Bunnings are much closer to the B&Q style of store, more focus on DIY, which is what we will eventually move over to. We’ve already started to make changes. If you go into your local store now nearly, all of the home enhancement category (cushions, picture frames, vases, ornaments etc.) has been heavily reduced to clear the stock out.
Compared to how it used to be, yes they are a lot more fuller then before. Bunnings don’t like wasted space. there is guidance on how the stores should lay out the extra stock, with some stores following it better then others. when done properly it should look full but tidy.

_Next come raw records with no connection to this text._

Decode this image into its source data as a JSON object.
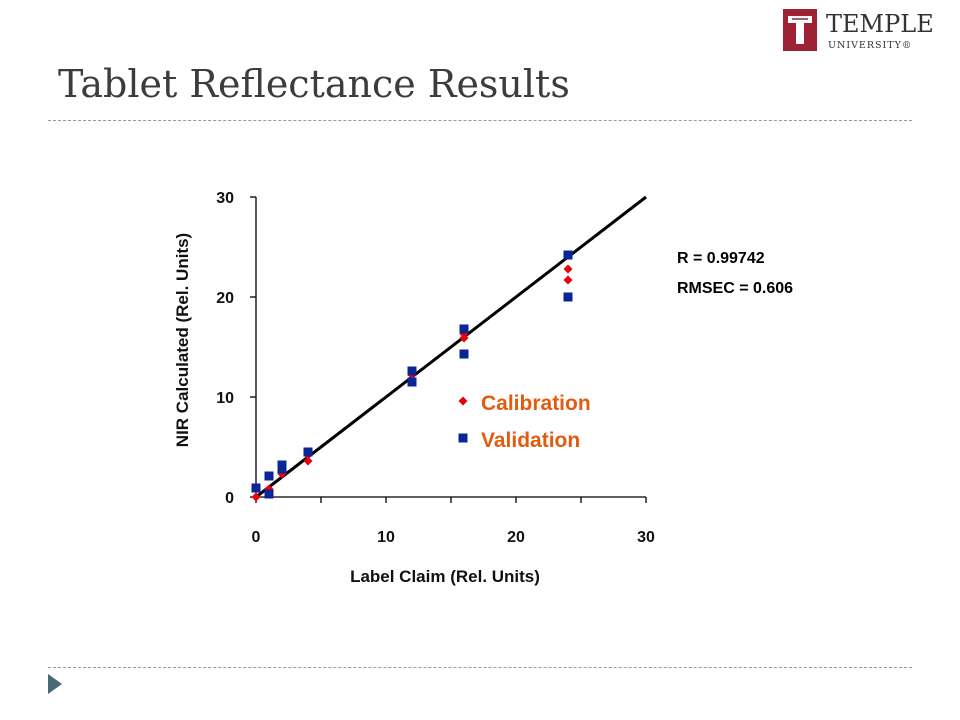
{
  "slide": {
    "title": "Tablet Reflectance Results",
    "stats": [
      "R = 0.99742",
      "RMSEC  = 0.606"
    ]
  },
  "logo": {
    "name": "TEMPLE",
    "subtitle": "UNIVERSITY®",
    "color": "#9d2235"
  },
  "colors": {
    "calibration": "#e8000d",
    "validation": "#0a2596",
    "legend_text": "#e25b0f",
    "footer_arrow": "#4a6a73"
  },
  "chart_data": {
    "type": "scatter",
    "xlabel": "Label Claim (Rel. Units)",
    "ylabel": "NIR Calculated (Rel. Units)",
    "xlim": [
      0,
      30
    ],
    "ylim": [
      0,
      30
    ],
    "xticks": [
      0,
      10,
      20,
      30
    ],
    "yticks": [
      0,
      10,
      20,
      30
    ],
    "grid": false,
    "legend_position": "center-right",
    "fit_line": {
      "x": [
        0,
        30
      ],
      "y": [
        0,
        30
      ]
    },
    "series": [
      {
        "name": "Calibration",
        "marker": "diamond",
        "points": [
          {
            "x": 0,
            "y": 0
          },
          {
            "x": 1,
            "y": 0.3
          },
          {
            "x": 1,
            "y": 0.8
          },
          {
            "x": 2,
            "y": 2.3
          },
          {
            "x": 2,
            "y": 2.9
          },
          {
            "x": 4,
            "y": 3.6
          },
          {
            "x": 4,
            "y": 4.2
          },
          {
            "x": 12,
            "y": 12.2
          },
          {
            "x": 16,
            "y": 15.9
          },
          {
            "x": 16,
            "y": 16.3
          },
          {
            "x": 24,
            "y": 21.7
          },
          {
            "x": 24,
            "y": 22.8
          }
        ]
      },
      {
        "name": "Validation",
        "marker": "square",
        "points": [
          {
            "x": 0,
            "y": 0.9
          },
          {
            "x": 1,
            "y": 0.3
          },
          {
            "x": 1,
            "y": 2.1
          },
          {
            "x": 2,
            "y": 2.8
          },
          {
            "x": 2,
            "y": 3.2
          },
          {
            "x": 4,
            "y": 4.5
          },
          {
            "x": 12,
            "y": 11.5
          },
          {
            "x": 12,
            "y": 12.6
          },
          {
            "x": 16,
            "y": 14.3
          },
          {
            "x": 16,
            "y": 16.8
          },
          {
            "x": 24,
            "y": 20.0
          },
          {
            "x": 24,
            "y": 24.2
          }
        ]
      }
    ]
  }
}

Bunnings is a low cost business. HB used to spend millions on point of sale (POS), most of which got thrown away (each store would generally get the same amount of POS regardless of there size, so small stores always got way too much). The hand written, while not as nice looking, is a lot quicker to implement.
One of Bunnings key messages is ‘Always low prices’ (I believe in aus they use ‘everyday low prices’) for that reason stock does have some odd looking prices to make them cheapest in the market (They’ve not quite fully achieved this goal, while a lot has come down, some items and not as good as they could be).
They also don’t like ‘gimmicks’ such a BOGOF or 3for2. We used to sell compost with multi-buy discounts, so they would be £4.99 each or 2 for £8. Bunnings dropped the price to £3.97 a bag so you got the deal price regardless of how much you brought (this has caused perhaps the most confusion with customers).
That is where we are heading, at the moment we are trying to do the ‘Bunnings way’ in stores that wern’t designed for it. Once refits start next year store we will look more like w/houses. (closer to B&Q in fact)
This is very true, we’ve been given more freedom about where we can put stock (previously stores were quite strictly controlled, with a little bit of leeway). But stock volumes have increased a lot more then we were used to, and we have to find somewhere to put it.
Very much this, we have a long way to go as of yet before everything settled, we have systems that need to be replaced (for example, our till systems are more then 20 years old). And we have to learn a different way to do things. The next couple of years are going to be tough, but i do believe we will be in a better place at the end of it
Wesfarmer, purchased Homebase for £350 million, profit for the previous year was £500 million (net) so the brought us and still had change left. So thank you for your contribution!
I’d imaging Kingfisher group (B&Q’s owners) must be quite worried, given the size difference between the two. Before the takeover HB was struggling big time, in fact I would have put money on us being gone within 5 years, if not sooner.